July 31, 2014 — It has been a little over four years since the The Future of Nursing report called on health professions educators to instill in all students the tools for interprofessional collaboration. SONHS faculty member Dr. Rosa Gonzalez Guarda, one of the committee members who helped write the landmark document, has taken this mandate to heart. As Assistant Professor and Co-Director of the Research, Training and Education Core (R-TEC) of the school’s NIH/NIMHD-funded Center of Excellence for Health Disparities Research: El Centro, Gonzalez-Guarda routinely extends her teaching and mentoring activities beyond the walls of the nursing school to include students from other disciplines seeking to become culturally competent clinicians and public health practitioners. Now a publication co-authored by Dr. Gonzalez Guarda with two of her mentees has been recognized among the ten best violence research articles of 2013 by an invited panel of senior researchers convened by the editor of the multidisciplinary journal, Psychology of Violence.

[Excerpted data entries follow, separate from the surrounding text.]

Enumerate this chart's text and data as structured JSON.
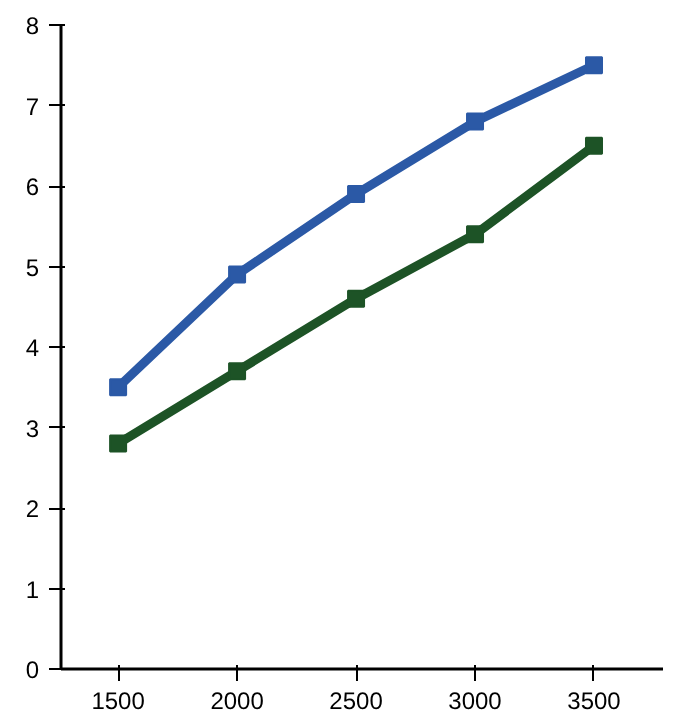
{
  "chart_data": {
    "type": "line",
    "x": [
      1500,
      2000,
      2500,
      3000,
      3500
    ],
    "series": [
      {
        "color": "#2b59a6",
        "values": [
          3.5,
          4.9,
          5.9,
          6.8,
          7.5
        ]
      },
      {
        "color": "#1d5326",
        "values": [
          2.8,
          3.7,
          4.6,
          5.4,
          6.5
        ]
      }
    ],
    "xlim": [
      1260,
      3790
    ],
    "ylim": [
      0,
      8
    ],
    "xticks": [
      1500,
      2000,
      2500,
      3000,
      3500
    ],
    "yticks": [
      0,
      1,
      2,
      3,
      4,
      5,
      6,
      7,
      8
    ],
    "grid": false,
    "marker": "square",
    "line_style": "solid"
  }
}
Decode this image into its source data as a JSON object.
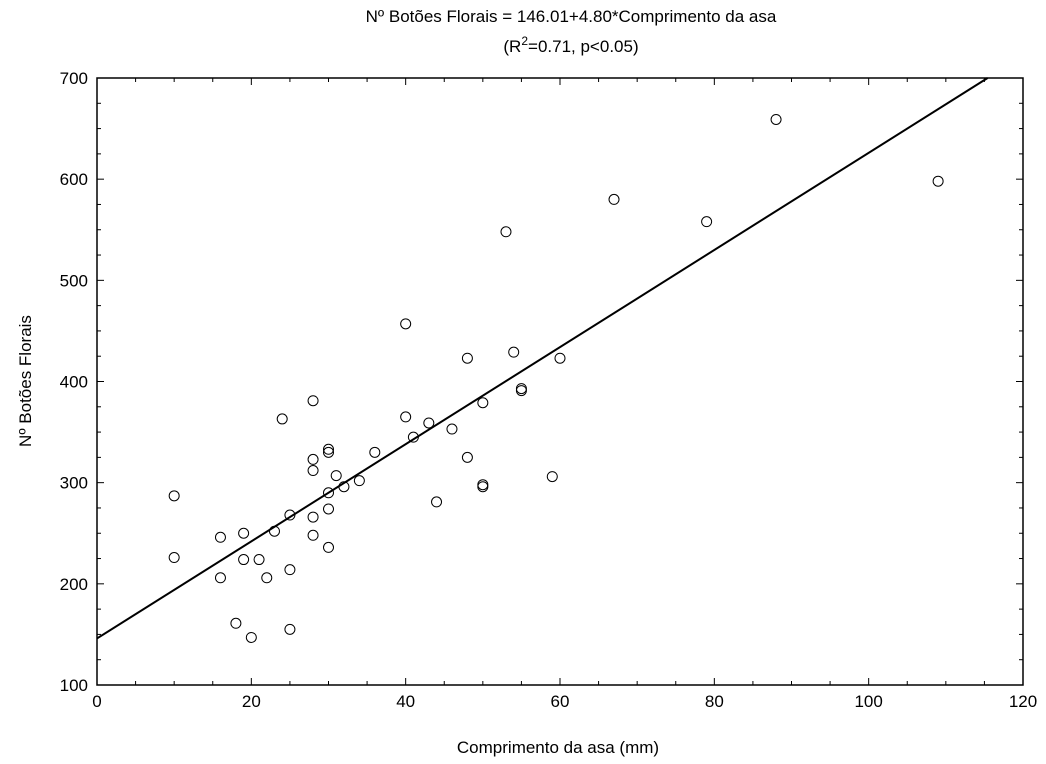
{
  "chart_data": {
    "type": "scatter",
    "title": "Nº Botões Florais = 146.01+4.80*Comprimento da asa",
    "subtitle": {
      "prefix": "(R",
      "superscript": "2",
      "suffix": "=0.71, p<0.05)"
    },
    "xlabel": "Comprimento da asa (mm)",
    "ylabel": "Nº Botões Florais",
    "xlim": [
      0,
      120
    ],
    "ylim": [
      100,
      700
    ],
    "x_ticks": [
      0,
      20,
      40,
      60,
      80,
      100,
      120
    ],
    "y_ticks": [
      100,
      200,
      300,
      400,
      500,
      600,
      700
    ],
    "grid": false,
    "regression": {
      "intercept": 146.01,
      "slope": 4.8
    },
    "points": [
      [
        10,
        287
      ],
      [
        10,
        226
      ],
      [
        16,
        246
      ],
      [
        16,
        206
      ],
      [
        18,
        161
      ],
      [
        19,
        250
      ],
      [
        19,
        224
      ],
      [
        20,
        147
      ],
      [
        21,
        224
      ],
      [
        22,
        206
      ],
      [
        23,
        252
      ],
      [
        24,
        363
      ],
      [
        25,
        268
      ],
      [
        25,
        214
      ],
      [
        25,
        155
      ],
      [
        28,
        381
      ],
      [
        28,
        323
      ],
      [
        28,
        312
      ],
      [
        28,
        266
      ],
      [
        28,
        248
      ],
      [
        30,
        333
      ],
      [
        30,
        330
      ],
      [
        30,
        290
      ],
      [
        30,
        274
      ],
      [
        30,
        236
      ],
      [
        31,
        307
      ],
      [
        32,
        296
      ],
      [
        34,
        302
      ],
      [
        36,
        330
      ],
      [
        40,
        457
      ],
      [
        40,
        365
      ],
      [
        41,
        345
      ],
      [
        43,
        359
      ],
      [
        44,
        281
      ],
      [
        46,
        353
      ],
      [
        48,
        423
      ],
      [
        48,
        325
      ],
      [
        50,
        379
      ],
      [
        50,
        298
      ],
      [
        50,
        296
      ],
      [
        53,
        548
      ],
      [
        54,
        429
      ],
      [
        55,
        393
      ],
      [
        55,
        391
      ],
      [
        59,
        306
      ],
      [
        60,
        423
      ],
      [
        67,
        580
      ],
      [
        79,
        558
      ],
      [
        88,
        659
      ],
      [
        109,
        598
      ]
    ]
  }
}
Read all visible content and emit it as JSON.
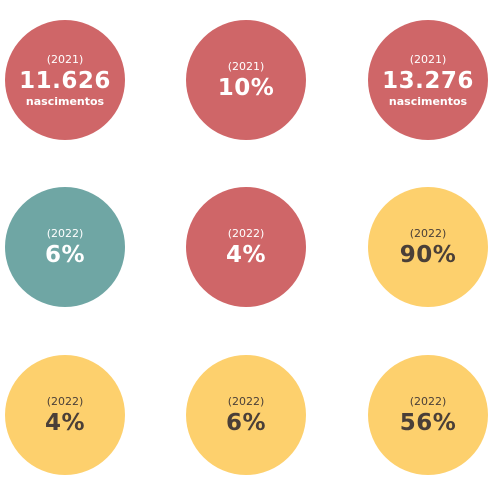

The selected article, “Intimate Partner Violence Among Hispanics: A Review of the Literature”, was published in the Journal of Family Violence. First-author Amanda Cummings, Ph.D. ’14, now in a post-doctoral position at University of North Carolina, Charlotte, was at the time a counseling psychology doctoral student in the University of Miami School of Education and Human Development. As part of El Centro’s R-TEC’S aim to provide interdisciplinary experiences to emerging health disparities scientists, Gonzalez-Guarda mentored Cummings and served as co-chair of her dissertation. Third author M. Sandoval also received mentorship at the SONHS during a summer 2010 internship, and is now a perioperative research nurse at the University of Colorado Health, Anschultz Medical Campus.
In recognizing the excellence of Gonzalez-Guarda and her mentees’ article in their selection of it for The Best Ten list “from the vast choice of publications produced in 2013”, the reviewers cited the authors’ focus on literature covering intimate partner violence (IPV) in people of Hispanic ethnicity, calling this type of research “long overdue”. Dr. Gonzalez-Guarda, a nationally recognized expert in the field of IPV, explains, “Inclusion of our work in such a selective list is a great recognition. It indicates the article’s impact and contribution to the field’s knowledge of violence. The fact that it is co-authored by our counseling psychology and nursing mentees just makes that honor that much more special, and shows our efforts to educate a new generation of interdisciplinary health disparities scientists are working.”